Steve Popper: A lot has changed, so the Knicks may have to rethink their rebuilding strategy

As the Knicks get ready to embark on the most important two weeks of their best-laid plans for rebuilding, it's worth taking a look at who was holding the championship trophy and spraying champagne Thursday night.

Saturday's reported trade of Anthony Davis from the Pelicans to the Lakers has created a roadblock on one avenue the Knicks could have taken.

The Knicks hold the No. 3 pick in the upcoming NBA draft, giving them their third straight lottery pick. They have stashed away approximately $70 million in salary-cap space, enough for two max-salary stars. And that is the centerpiece of the long, painful path to rebuilding.

But as the Raptors celebrated their first NBA championship, there was not a single lottery pick, not one max-contract player _ at least until Kawhi Leonard's free agency kicks in on June 30 _ on a roster that outplayed the most star-studded team in the NBA.

Leonard was a No. 15 pick _ and traded on draft night. Kyle Lowry was a late first-round pick. Pascal Siakam was selected No. 27 overall. Fred VanVleet was undrafted. They had traded away their top player _ a lottery pick _ in DeMar DeRozan and fired their coach, Dwane Casey, who wound up being voted coach of the year.

The point is, there are different paths to glory, and the Knicks are on about their 15th version since they last reached an NBA Finals in 1999.

"We're NBA champions, so if that makes you a superteam, I'll take it," VanVleet said. "People don't view us that way because it's untraditional. It's not the glam stars. None of our guys probably, other than Kawhi, are in that big boy club or the fan boy club of the NBA.

"We got guys who had to get it the long way, who had to get it out of the mud, who had to get it against the grain. And we got a team full of them coming from all different places, all walks of life, all different life stories to get to this moment. But we got some talent, we got some talent for sure. And at the end of the day, going out there in the playoffs is about performing at a high level, and we were able to do that over the course of two months."

The Knicks certainly will be players in the free-agent market, but despite Garden chairman James Dolan's assurances months ago that stars are coming, the entire market has taken an odd turn before free agency even begins.

Kevin Durant, the top target, suffered a ruptured Achilles tendon in Game 5, almost certainly putting him out of action for next season. Klay Thompson went down with a torn anterior cruciate ligament in Game 6, possibly putting himself in the same situation. That leaves two of the four top free agents in the market eligible for new max contracts and the very real chance that for those riches, the team that signs them won't get a single game out of them. Maybe the second year is a recovery year with load management.

For the Warriors, that would be acceptable. The team already is loaded with talent _ maybe not good enough for the NBA Finals again, but hardly ready to be written off.

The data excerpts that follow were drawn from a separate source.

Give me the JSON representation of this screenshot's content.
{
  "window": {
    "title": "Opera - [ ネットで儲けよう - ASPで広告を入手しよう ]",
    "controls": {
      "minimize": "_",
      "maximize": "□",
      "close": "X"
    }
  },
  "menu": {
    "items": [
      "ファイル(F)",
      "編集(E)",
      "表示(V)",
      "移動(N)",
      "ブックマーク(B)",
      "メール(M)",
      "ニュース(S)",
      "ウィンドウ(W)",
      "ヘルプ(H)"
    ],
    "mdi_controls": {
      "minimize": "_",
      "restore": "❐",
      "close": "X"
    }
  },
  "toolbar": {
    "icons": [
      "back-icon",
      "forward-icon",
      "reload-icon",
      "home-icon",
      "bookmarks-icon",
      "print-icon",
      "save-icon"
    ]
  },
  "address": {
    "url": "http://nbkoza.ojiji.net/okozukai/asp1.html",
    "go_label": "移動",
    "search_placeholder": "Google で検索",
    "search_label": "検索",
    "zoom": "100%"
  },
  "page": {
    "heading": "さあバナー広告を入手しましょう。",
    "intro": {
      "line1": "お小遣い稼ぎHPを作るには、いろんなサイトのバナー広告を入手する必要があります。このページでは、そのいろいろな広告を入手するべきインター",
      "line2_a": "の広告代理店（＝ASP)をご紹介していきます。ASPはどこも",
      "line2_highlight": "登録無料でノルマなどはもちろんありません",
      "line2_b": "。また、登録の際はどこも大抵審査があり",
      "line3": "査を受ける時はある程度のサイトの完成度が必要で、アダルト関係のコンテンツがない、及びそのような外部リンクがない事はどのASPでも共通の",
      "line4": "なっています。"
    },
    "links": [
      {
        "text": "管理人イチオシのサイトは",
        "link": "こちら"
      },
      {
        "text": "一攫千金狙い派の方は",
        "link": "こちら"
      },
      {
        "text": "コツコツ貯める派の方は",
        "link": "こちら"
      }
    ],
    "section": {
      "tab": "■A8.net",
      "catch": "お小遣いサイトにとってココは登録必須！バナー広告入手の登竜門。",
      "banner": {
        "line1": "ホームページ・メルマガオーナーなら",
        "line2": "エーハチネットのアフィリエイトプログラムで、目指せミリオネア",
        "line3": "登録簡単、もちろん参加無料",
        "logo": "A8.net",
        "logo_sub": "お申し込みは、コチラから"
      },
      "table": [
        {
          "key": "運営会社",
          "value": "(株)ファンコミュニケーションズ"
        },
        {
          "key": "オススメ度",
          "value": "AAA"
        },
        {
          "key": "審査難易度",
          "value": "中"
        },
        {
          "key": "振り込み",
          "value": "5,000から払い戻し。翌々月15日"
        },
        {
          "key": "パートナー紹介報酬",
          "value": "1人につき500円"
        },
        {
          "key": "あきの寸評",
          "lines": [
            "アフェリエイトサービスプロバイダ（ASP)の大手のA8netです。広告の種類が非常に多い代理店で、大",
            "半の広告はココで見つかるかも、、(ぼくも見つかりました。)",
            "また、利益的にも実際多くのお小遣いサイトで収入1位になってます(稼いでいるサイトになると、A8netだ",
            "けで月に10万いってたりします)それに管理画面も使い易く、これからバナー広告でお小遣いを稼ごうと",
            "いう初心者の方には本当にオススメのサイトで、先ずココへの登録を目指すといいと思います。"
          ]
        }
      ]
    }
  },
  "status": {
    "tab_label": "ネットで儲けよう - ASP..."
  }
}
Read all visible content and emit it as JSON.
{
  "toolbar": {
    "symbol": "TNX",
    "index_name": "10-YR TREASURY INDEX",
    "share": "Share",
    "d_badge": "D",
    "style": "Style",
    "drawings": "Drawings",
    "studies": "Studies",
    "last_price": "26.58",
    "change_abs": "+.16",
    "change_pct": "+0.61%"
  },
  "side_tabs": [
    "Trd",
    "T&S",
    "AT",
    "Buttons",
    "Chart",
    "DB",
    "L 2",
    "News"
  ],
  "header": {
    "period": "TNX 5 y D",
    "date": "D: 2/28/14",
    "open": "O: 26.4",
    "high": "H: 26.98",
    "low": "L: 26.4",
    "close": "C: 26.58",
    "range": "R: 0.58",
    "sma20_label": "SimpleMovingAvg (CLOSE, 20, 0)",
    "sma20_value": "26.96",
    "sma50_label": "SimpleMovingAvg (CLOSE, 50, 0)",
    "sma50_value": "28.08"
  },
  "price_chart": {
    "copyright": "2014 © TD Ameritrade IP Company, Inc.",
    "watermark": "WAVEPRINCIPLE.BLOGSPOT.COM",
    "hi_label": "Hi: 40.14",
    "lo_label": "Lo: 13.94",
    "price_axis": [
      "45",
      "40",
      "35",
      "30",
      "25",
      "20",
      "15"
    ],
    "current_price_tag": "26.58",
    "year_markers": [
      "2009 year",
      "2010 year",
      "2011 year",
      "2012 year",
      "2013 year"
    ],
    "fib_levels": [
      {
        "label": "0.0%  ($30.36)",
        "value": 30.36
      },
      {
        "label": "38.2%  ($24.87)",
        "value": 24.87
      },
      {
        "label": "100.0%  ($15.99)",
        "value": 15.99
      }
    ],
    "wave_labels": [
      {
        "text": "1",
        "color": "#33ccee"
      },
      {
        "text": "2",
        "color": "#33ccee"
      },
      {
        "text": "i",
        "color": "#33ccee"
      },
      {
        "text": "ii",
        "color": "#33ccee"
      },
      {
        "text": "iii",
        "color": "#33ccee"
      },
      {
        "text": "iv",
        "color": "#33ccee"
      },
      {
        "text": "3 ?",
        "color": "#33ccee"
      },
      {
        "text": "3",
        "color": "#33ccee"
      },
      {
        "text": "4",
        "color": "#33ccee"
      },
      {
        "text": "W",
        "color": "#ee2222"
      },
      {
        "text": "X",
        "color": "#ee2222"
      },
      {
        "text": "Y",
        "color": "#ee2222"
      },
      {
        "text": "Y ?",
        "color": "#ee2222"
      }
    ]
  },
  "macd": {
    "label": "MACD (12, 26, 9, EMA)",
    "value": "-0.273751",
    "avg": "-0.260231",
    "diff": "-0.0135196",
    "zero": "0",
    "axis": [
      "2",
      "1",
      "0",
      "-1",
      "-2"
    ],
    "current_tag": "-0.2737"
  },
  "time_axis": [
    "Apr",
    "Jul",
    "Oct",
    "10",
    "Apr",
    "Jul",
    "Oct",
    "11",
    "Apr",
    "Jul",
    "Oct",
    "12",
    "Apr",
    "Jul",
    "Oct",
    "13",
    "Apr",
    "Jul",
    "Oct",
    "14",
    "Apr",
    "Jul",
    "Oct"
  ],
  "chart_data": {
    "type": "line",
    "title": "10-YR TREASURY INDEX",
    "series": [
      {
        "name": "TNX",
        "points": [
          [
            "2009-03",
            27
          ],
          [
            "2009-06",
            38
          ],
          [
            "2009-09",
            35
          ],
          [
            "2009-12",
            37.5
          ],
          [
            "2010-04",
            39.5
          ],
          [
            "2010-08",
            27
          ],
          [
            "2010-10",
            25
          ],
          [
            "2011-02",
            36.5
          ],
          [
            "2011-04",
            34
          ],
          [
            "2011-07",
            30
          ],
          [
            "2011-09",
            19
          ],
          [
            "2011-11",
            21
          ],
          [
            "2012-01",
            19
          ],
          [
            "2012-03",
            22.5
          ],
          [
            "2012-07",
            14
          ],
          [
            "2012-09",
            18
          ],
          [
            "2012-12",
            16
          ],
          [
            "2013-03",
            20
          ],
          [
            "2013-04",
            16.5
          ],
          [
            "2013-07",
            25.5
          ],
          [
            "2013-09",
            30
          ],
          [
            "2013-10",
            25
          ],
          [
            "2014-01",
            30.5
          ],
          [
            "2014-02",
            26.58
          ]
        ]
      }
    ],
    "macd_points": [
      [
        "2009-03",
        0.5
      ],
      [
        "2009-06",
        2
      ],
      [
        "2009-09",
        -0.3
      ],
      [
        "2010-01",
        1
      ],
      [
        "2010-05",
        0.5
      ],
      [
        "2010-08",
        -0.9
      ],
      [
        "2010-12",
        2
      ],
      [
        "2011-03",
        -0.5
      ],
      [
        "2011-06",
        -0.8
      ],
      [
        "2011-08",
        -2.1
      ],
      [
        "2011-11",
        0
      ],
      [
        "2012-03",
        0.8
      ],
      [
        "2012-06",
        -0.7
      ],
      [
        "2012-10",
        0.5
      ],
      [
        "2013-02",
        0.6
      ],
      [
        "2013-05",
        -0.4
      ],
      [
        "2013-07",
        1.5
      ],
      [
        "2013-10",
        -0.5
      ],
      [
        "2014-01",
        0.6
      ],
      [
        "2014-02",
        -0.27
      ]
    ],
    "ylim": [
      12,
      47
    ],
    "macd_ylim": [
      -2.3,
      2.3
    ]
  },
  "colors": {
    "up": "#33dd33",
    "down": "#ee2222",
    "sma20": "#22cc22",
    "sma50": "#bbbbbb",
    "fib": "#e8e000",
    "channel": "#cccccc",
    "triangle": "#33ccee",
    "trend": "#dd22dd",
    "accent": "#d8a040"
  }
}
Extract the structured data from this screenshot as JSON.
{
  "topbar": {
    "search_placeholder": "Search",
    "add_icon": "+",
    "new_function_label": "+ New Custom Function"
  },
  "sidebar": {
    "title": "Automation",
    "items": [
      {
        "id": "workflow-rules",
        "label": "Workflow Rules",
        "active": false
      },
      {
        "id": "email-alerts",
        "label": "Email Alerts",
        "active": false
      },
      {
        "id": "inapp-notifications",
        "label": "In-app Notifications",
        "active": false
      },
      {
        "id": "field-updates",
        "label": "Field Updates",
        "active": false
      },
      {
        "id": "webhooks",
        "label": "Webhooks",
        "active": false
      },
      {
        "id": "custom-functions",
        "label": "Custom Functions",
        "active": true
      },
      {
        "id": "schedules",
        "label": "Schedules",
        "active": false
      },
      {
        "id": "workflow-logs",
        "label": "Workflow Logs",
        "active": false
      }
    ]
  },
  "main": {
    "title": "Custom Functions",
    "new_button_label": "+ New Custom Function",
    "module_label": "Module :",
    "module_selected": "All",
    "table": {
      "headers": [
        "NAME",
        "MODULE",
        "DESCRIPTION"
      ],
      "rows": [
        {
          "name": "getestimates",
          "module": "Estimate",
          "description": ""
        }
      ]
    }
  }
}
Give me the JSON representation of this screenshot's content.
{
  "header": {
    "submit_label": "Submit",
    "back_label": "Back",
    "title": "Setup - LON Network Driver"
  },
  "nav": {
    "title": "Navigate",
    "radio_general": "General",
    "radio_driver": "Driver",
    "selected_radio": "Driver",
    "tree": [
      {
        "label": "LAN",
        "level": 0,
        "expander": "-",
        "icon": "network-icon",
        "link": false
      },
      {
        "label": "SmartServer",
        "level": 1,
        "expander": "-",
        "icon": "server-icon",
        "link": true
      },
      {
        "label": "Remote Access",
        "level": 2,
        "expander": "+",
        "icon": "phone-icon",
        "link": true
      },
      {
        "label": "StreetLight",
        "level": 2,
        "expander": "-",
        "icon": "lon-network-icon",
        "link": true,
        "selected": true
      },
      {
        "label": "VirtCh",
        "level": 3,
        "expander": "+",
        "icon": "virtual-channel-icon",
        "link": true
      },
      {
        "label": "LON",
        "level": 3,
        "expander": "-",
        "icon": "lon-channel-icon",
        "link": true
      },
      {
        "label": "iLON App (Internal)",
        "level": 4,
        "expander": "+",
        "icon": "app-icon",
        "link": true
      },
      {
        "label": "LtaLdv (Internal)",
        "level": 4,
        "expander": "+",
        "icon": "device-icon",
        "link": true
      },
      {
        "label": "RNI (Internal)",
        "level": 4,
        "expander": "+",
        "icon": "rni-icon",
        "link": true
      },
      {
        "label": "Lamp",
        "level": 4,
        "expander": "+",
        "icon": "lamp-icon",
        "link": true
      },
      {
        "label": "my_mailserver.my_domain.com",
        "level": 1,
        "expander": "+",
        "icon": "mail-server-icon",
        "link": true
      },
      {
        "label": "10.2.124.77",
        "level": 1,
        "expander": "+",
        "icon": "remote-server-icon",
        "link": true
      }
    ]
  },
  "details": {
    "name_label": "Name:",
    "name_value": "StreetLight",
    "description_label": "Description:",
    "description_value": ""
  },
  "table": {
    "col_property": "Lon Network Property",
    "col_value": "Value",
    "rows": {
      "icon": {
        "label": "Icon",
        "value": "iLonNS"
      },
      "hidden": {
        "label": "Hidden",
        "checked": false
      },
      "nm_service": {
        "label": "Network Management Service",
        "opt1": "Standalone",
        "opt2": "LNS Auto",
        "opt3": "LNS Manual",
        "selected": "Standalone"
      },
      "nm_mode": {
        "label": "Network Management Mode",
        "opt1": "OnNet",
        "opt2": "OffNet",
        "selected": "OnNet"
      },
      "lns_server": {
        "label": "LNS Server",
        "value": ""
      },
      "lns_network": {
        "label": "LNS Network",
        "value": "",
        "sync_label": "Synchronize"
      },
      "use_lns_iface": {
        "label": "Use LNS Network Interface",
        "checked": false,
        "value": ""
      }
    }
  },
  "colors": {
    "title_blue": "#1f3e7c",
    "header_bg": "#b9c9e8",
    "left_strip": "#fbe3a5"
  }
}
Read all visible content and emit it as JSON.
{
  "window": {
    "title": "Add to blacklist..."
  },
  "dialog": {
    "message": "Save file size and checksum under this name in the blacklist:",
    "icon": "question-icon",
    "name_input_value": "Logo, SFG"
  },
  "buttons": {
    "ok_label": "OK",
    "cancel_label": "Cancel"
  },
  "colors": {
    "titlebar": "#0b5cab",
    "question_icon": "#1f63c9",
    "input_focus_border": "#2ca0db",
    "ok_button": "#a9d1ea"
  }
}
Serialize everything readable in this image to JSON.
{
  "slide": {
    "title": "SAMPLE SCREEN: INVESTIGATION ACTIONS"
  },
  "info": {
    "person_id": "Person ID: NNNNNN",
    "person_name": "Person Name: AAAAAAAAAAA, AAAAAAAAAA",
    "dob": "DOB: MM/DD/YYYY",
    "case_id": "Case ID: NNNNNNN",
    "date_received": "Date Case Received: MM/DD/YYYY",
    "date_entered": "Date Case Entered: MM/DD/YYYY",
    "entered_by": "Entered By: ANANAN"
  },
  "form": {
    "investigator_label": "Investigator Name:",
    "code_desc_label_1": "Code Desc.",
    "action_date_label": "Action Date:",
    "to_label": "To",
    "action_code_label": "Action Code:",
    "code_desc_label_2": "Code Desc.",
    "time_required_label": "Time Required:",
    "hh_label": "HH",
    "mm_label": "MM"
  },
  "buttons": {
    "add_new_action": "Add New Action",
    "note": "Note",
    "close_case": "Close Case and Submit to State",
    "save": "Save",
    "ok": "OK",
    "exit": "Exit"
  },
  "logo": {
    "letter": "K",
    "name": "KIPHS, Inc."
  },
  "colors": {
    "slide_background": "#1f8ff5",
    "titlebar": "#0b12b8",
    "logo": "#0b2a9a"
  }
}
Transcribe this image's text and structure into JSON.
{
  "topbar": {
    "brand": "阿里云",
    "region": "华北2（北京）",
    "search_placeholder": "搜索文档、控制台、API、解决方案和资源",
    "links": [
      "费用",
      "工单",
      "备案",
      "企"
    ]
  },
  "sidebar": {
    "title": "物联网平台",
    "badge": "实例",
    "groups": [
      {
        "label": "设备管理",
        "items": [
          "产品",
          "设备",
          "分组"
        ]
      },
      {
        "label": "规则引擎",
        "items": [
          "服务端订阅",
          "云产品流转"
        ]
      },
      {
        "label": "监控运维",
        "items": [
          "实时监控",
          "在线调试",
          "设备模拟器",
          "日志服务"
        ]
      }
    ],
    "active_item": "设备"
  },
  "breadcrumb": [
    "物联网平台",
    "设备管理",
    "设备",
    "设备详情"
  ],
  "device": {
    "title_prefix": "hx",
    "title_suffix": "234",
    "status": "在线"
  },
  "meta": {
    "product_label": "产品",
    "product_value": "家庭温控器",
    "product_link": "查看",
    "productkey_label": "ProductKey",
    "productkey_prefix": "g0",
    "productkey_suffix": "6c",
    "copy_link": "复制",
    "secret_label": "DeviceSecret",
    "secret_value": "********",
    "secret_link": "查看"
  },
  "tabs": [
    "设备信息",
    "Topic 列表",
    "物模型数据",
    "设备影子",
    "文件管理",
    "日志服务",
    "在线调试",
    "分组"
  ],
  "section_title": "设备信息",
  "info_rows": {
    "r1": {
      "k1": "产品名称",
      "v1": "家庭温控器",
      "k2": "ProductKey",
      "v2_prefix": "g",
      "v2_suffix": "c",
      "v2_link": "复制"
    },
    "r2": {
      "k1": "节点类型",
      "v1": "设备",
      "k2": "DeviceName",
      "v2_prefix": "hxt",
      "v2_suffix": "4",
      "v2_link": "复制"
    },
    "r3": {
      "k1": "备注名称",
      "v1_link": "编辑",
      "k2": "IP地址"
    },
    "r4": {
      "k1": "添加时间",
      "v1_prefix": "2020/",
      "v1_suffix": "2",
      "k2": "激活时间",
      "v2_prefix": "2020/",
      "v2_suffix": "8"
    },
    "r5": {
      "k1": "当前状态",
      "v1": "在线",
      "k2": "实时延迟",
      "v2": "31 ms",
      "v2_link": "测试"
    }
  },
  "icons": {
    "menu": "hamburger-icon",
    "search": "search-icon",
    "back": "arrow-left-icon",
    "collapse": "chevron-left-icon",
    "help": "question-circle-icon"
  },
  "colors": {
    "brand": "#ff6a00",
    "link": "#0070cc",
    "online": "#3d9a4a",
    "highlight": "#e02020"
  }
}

For a team like the Knicks that already has endured years of losses, including five straight seasons of at least 50 losses and a pair of 17-65 campaigns, the notion of emptying their salary-cap space and waiting is a hard pill to swallow.

This may all be moot because the Knicks no longer seem so certain that they are front-runners for any of the top free-agent targets. From the moment that they traded Kristaps Porzingis and created this cap space, Knicks front office executives eased back expectations, explaining that it will not be an all-or-nothing summer, that the space allowed them not just the ability to pursue stars in free agency but also to have flexibility. They could use the space to facilitate trades and acquire assets that way.

Does the injury and the Warriors' failure in the Finals increase the likelihood that Durant will opt in to the final year of his contract and stay with Golden State? Will winning a title for Toronto shift Leonard's thinking and keep him north of the border?

The sad reality right now is that the Knicks just might wind up with a slow path forward. If, in the end, they land in the place that the Raptors are right now, the pain might be worth the wait. But it certainly would mean more pain. At least, like the Raptors, the Knicks already have gone through their Andrea Bargnani phase.